The Alliance discusses security issues and purports to support reforms in Algeria, Egypt, Israel, Jordan, Mauritania, Morocco and Tunisia through its Mediterranean Dialogue program, established in 1994. NATO clearly sees Egypt as a key stabilizing factor in the Middle East and an ally in the fight against terrorism. Washington in particular has poured billions of dollars into the US-equipped Egyptian Army and the US-trained Egyptian officer corps. And the Mubarak regime was a key partner in the ‘War on Terror’ with Egypt’s jails being used to torture terror suspects.
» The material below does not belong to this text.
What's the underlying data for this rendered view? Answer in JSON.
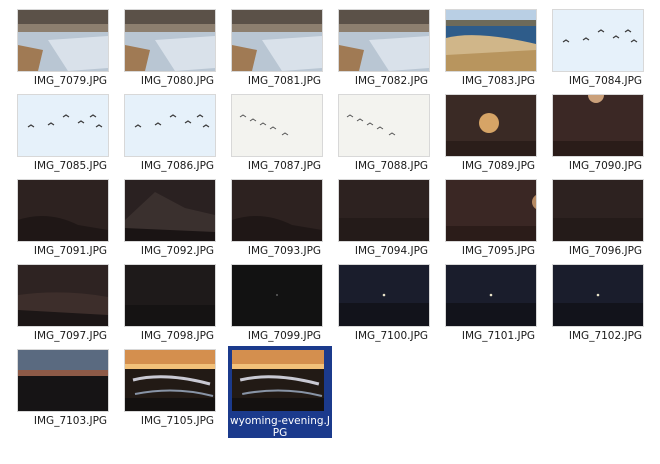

Given this track record of interference by a leading NATO member state, it is hardly surprising to find the Secretary General treading a fine line between advocating reform and calling for stability.
And like most other Western leaders, he has tended to err towards the latter. In his speech at the 47th Munich Security Conference Rasmussen voiced concern over the popular upheaval in several west-backed Arab states, warning that the evolving situation could eventually threaten ‘world order’. "As I speak, fast-moving events are unfolding in Egypt, Tunisia, Jordan, Yemen, and elsewhere in the Middle East and North Africa. The outcome of this turmoil remains unclear, its long-term consequences unpredictable. But one thing we know: old certainties no longer hold, tectonic plates are shifting. At stake today is not just the world economy, but the world order" the NATO chief said.
In contrast, on the same day UN Secretary-General Ban Ki-moon was calling for an immediate end to "the intimidation and restrictions on the international media and human rights groups" in Egypt's current turmoil, dubbing it "outrageous”.
NATO Watch director, Ian Davis said, “The NATO Secretary General should have followed the lead of his counterpart at the UN and made an unequivocal statement of support for a peaceful end to the dictatorship led for almost three decades by Mr. Mubarak. Instead, Rasmussen used the situation to criticise cuts in European defence spending - quite surreal”. He added, “NATO worries about security and orderly transitions sound remarkably like Mr. Mubarak’s age-old excuses for postponing change”.